None of the other four have found permanent employment but have either only worked in a series of temporary jobs, all over the country, or have not worked at all.”

Have your say

Forgive me for asking, but whose money is this again? Surely the taxpayer's, or is the NDA now autonomous?

Posted by Ian Hawkes on 9 March 2010 at 20:31

I don’t think Barry Snelson is making a completely fair comparison in trying to justify the outgoing director’s compensation payments by making reference to BNFLs voluntary redundancy arrangements. These directors knew well in advance that they would all have to leave when ownership of Sellafield Ltd transfered. If the NDA were acting responsibly (with respect to the interests of the UK public) they should have ensured the directors contracts of employment terminated without compensation at the time of share transfer. In contrast to the circumstances under which the directors left, voluntary redundancy payments are made to encourage staff to elect to leave. Hence voluntary redundancy payments are to incentivise staff to leave but the directors simply had no option if the NDA was to achieve its objectives. One queries whether the compensation payments were target related so that the directors had to achieve specific objectives before leaving in order to trigger the payments? The full details should be placed in the public domain since the compensation was public money which could otherwise have been used for the benefit of the whole of society.

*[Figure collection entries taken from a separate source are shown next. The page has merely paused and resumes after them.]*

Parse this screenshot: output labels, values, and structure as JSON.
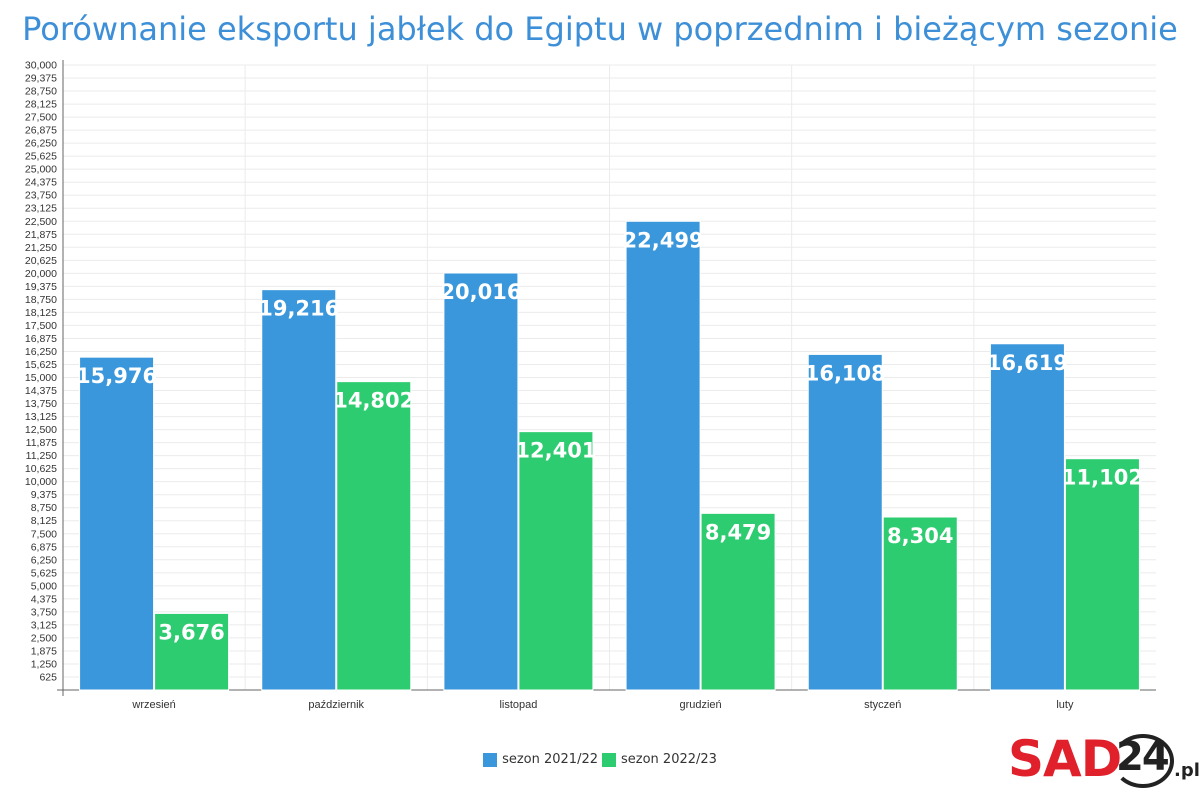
{
  "chart_data": {
    "type": "bar",
    "title": "Porównanie eksportu jabłek do Egiptu w poprzednim i bieżącym sezonie",
    "categories": [
      "wrzesień",
      "październik",
      "listopad",
      "grudzień",
      "styczeń",
      "luty"
    ],
    "series": [
      {
        "name": "sezon 2021/22",
        "color": "#3a97dc",
        "values": [
          15976,
          19216,
          20016,
          22499,
          16108,
          16619
        ],
        "labels": [
          "15,976",
          "19,216",
          "20,016",
          "22,499",
          "16,108",
          "16,619"
        ]
      },
      {
        "name": "sezon 2022/23",
        "color": "#2ecc71",
        "values": [
          3676,
          14802,
          12401,
          8479,
          8304,
          11102
        ],
        "labels": [
          "3,676",
          "14,802",
          "12,401",
          "8,479",
          "8,304",
          "11,102"
        ]
      }
    ],
    "ylim": [
      0,
      30000
    ],
    "y_tick_step": 625,
    "xlabel": "",
    "ylabel": "",
    "grid": true,
    "legend": "bottom-center"
  },
  "logo": {
    "brand": "SAD",
    "number": "24",
    "suffix": ".pl"
  }
}
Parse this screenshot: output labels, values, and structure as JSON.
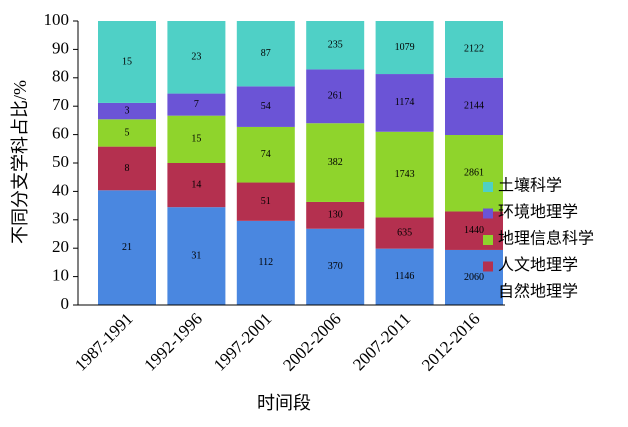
{
  "chart_data": {
    "type": "bar",
    "stack": "percent",
    "ylabel": "不同分支学科占比/%",
    "xlabel": "时间段",
    "categories": [
      "1987-1991",
      "1992-1996",
      "1997-2001",
      "2002-2006",
      "2007-2011",
      "2012-2016"
    ],
    "series": [
      {
        "name": "自然地理学",
        "color": "#4a87e0",
        "values": [
          21,
          31,
          112,
          370,
          1146,
          2060
        ]
      },
      {
        "name": "人文地理学",
        "color": "#b4304f",
        "values": [
          8,
          14,
          51,
          130,
          635,
          1440
        ]
      },
      {
        "name": "地理信息科学",
        "color": "#8fd42c",
        "values": [
          5,
          15,
          74,
          382,
          1743,
          2861
        ]
      },
      {
        "name": "环境地理学",
        "color": "#6b54d6",
        "values": [
          3,
          7,
          54,
          261,
          1174,
          2144
        ]
      },
      {
        "name": "土壤科学",
        "color": "#4fd0c6",
        "values": [
          15,
          23,
          87,
          235,
          1079,
          2122
        ]
      }
    ],
    "ylim": [
      0,
      100
    ],
    "yticks": [
      0,
      10,
      20,
      30,
      40,
      50,
      60,
      70,
      80,
      90,
      100
    ]
  }
}
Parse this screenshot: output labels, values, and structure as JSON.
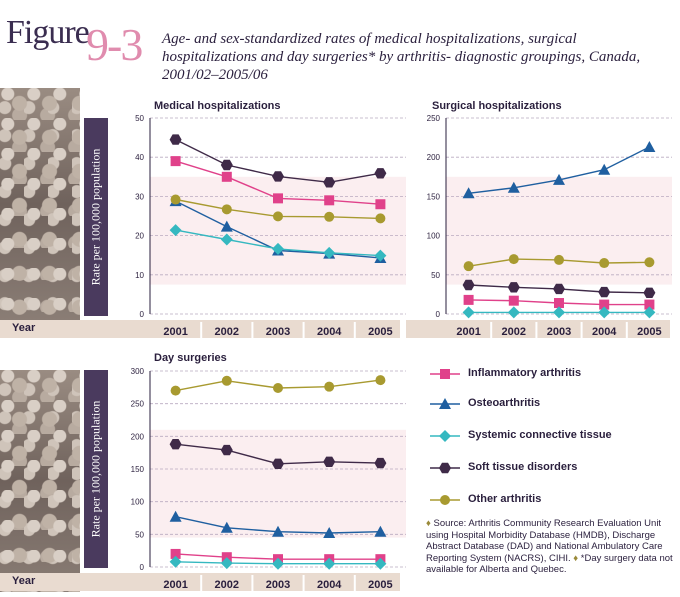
{
  "figure": {
    "word": "Figure",
    "number": "9-3",
    "title": "Age- and sex-standardized rates of medical hospitalizations, surgical hospitalizations and day surgeries* by arthritis- diagnostic groupings, Canada, 2001/02–2005/06"
  },
  "ylabel": "Rate per 100,000 population",
  "year_label": "Year",
  "colors": {
    "Inflammatory arthritis": "#e0418a",
    "Osteoarthritis": "#1f5fa0",
    "Systemic connective tissue": "#35b8c0",
    "Soft tissue disorders": "#3f2a48",
    "Other arthritis": "#a89a30"
  },
  "legend": [
    {
      "name": "Inflammatory arthritis",
      "marker": "square"
    },
    {
      "name": "Osteoarthritis",
      "marker": "triangle"
    },
    {
      "name": "Systemic connective tissue",
      "marker": "diamond"
    },
    {
      "name": "Soft tissue disorders",
      "marker": "hexagon"
    },
    {
      "name": "Other arthritis",
      "marker": "circle"
    }
  ],
  "source": {
    "marker": "♦",
    "text1": "Source: Arthritis Community Research Evaluation Unit using Hospital Morbidity Database (HMDB), Discharge Abstract Database (DAD) and National Ambulatory Care Reporting System (NACRS), CIHI.",
    "marker2": "♦",
    "text2": "*Day surgery data not available for Alberta and Quebec."
  },
  "chart_data": [
    {
      "type": "line",
      "title": "Medical hospitalizations",
      "categories": [
        "2001",
        "2002",
        "2003",
        "2004",
        "2005"
      ],
      "ylim": [
        0,
        50
      ],
      "yticks": [
        0,
        10,
        20,
        30,
        40,
        50
      ],
      "ylabel": "Rate per 100,000 population",
      "xlabel": "Year",
      "series": [
        {
          "name": "Inflammatory arthritis",
          "values": [
            39.0,
            35.0,
            29.5,
            29.0,
            28.0
          ]
        },
        {
          "name": "Osteoarthritis",
          "values": [
            28.8,
            22.3,
            16.2,
            15.4,
            14.3
          ]
        },
        {
          "name": "Systemic connective tissue",
          "values": [
            21.4,
            19.0,
            16.6,
            15.6,
            14.9
          ]
        },
        {
          "name": "Soft tissue disorders",
          "values": [
            44.5,
            38.0,
            35.1,
            33.6,
            35.9
          ]
        },
        {
          "name": "Other arthritis",
          "values": [
            29.2,
            26.7,
            24.9,
            24.8,
            24.4
          ]
        }
      ]
    },
    {
      "type": "line",
      "title": "Surgical hospitalizations",
      "categories": [
        "2001",
        "2002",
        "2003",
        "2004",
        "2005"
      ],
      "ylim": [
        0,
        250
      ],
      "yticks": [
        0,
        50,
        100,
        150,
        200,
        250
      ],
      "series": [
        {
          "name": "Inflammatory arthritis",
          "values": [
            18,
            17,
            14,
            12,
            12
          ]
        },
        {
          "name": "Osteoarthritis",
          "values": [
            154,
            161,
            171,
            184,
            213
          ]
        },
        {
          "name": "Systemic connective tissue",
          "values": [
            2,
            2,
            2,
            2,
            2
          ]
        },
        {
          "name": "Soft tissue disorders",
          "values": [
            37,
            34,
            32,
            28,
            27
          ]
        },
        {
          "name": "Other arthritis",
          "values": [
            61,
            70,
            69,
            65,
            66
          ]
        }
      ]
    },
    {
      "type": "line",
      "title": "Day surgeries",
      "categories": [
        "2001",
        "2002",
        "2003",
        "2004",
        "2005"
      ],
      "ylim": [
        0,
        300
      ],
      "yticks": [
        0,
        50,
        100,
        150,
        200,
        250,
        300
      ],
      "ylabel": "Rate per 100,000 population",
      "xlabel": "Year",
      "series": [
        {
          "name": "Inflammatory arthritis",
          "values": [
            20,
            15,
            12,
            12,
            12
          ]
        },
        {
          "name": "Osteoarthritis",
          "values": [
            77,
            60,
            54,
            52,
            54
          ]
        },
        {
          "name": "Systemic connective tissue",
          "values": [
            8,
            6,
            5,
            5,
            5
          ]
        },
        {
          "name": "Soft tissue disorders",
          "values": [
            188,
            179,
            158,
            161,
            159
          ]
        },
        {
          "name": "Other arthritis",
          "values": [
            270,
            285,
            274,
            276,
            286
          ]
        }
      ]
    }
  ]
}
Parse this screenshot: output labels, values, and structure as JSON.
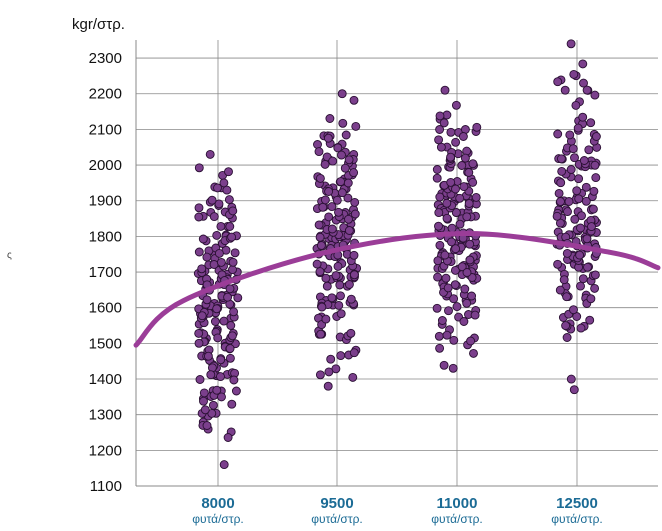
{
  "chart_data": {
    "type": "scatter",
    "ylabel": "kgr/στρ.",
    "ylim": [
      1100,
      2350
    ],
    "yticks": [
      1100,
      1200,
      1300,
      1400,
      1500,
      1600,
      1700,
      1800,
      1900,
      2000,
      2100,
      2200,
      2300
    ],
    "categories": [
      "8000",
      "9500",
      "11000",
      "12500"
    ],
    "category_sublabel": "φυτά/στρ.",
    "side_mark": "ς",
    "grid": true,
    "colors": {
      "points_fill": "#7b3f8c",
      "points_stroke": "#2a1033",
      "curve": "#9b3d98",
      "category_text": "#1b6b95",
      "grid": "#888888"
    },
    "point_ranges": [
      {
        "category": "8000",
        "min": 1160,
        "max": 2030,
        "count": 190
      },
      {
        "category": "9500",
        "min": 1380,
        "max": 2200,
        "count": 180
      },
      {
        "category": "11000",
        "min": 1430,
        "max": 2210,
        "count": 190
      },
      {
        "category": "12500",
        "min": 1370,
        "max": 2340,
        "count": 170
      }
    ],
    "trend_curve": {
      "x": [
        7500,
        8000,
        9500,
        11000,
        12500,
        13000
      ],
      "y": [
        1495,
        1620,
        1755,
        1808,
        1755,
        1712
      ]
    }
  }
}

The NMP fee and dividend is difficult to comment on without knowing turnover, what has trigger payment and the efficiencies achieved over and above what the previous management would have achieved anyway. However, under the previous management all profits/fees were returned to the owner (effectively the government) but now they are going to 3 companies 2 of which are not even UK! So therefore it is hard to understand and appreciate the net impact on UK plc. Is there a proof of the impact on the UK of the new arrangements and ownership, if there is then it should be placed in the public domain. There are many examples of the government contracting things out, bring in new management and undertaking public private partnerships which have gone horrendously wrong.